In the context of question 4 (costs of PID scheme), I would like to point to the experiences of the outcomes of a 2.5 year long strategic planning and road mapping effort of the IGSN Global Sample Number that was aimed toward identifying ways for the PID system to scale to growing demands and to operate with a sustainable business model. The outcome if this effort is a road map toward a partnership of the IGSN e.V. with DataCite e.V. that will support the global adoption, implementation, and use of physical sample identifiers. See blog by DataCite CEO Matt Buys at Bringing together communities: IGSN and DataCite.

Following the good example set by Kerstin (being the first contributor to topic 7), I am tossing some very preliminary thoughts on Q5 (NSId). Strong branding is certainly great for incentivizing adoption, but ‘Nature Science Identifiers’ seems to be a bit too broad and a bit too limiting at the same time. It is too broad because the IDs will only be used for DES, not everything identifiable in natural science (correct me if I am wrong here). It is too limiting because it may exclude samples collected in e.g., archaeology.
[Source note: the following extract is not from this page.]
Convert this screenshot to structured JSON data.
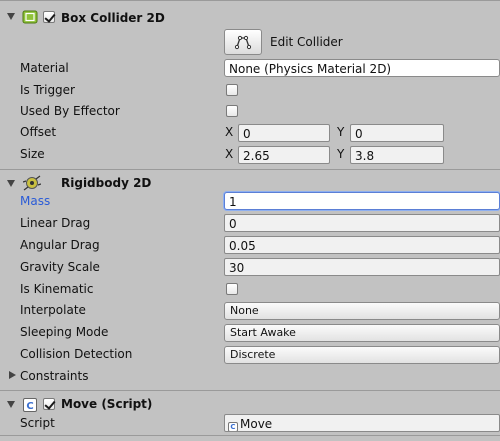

I know natural history specimens is the current focus, but do we intend to always keep this focus? Could “DESID” be considered as a candidate brand?

Small correction: NSID stands for Natural Science Identifier.

I think that successful branding leads to the fact that the connotation of a term does not have to be defined in the term itself. I am very sure that NSIDs can be marketed in such a way that it is always clear that they are identifiers for Digital Specimens.

I never asked myself the archaeology question. It was actually always clear to me that we were talking about natural history.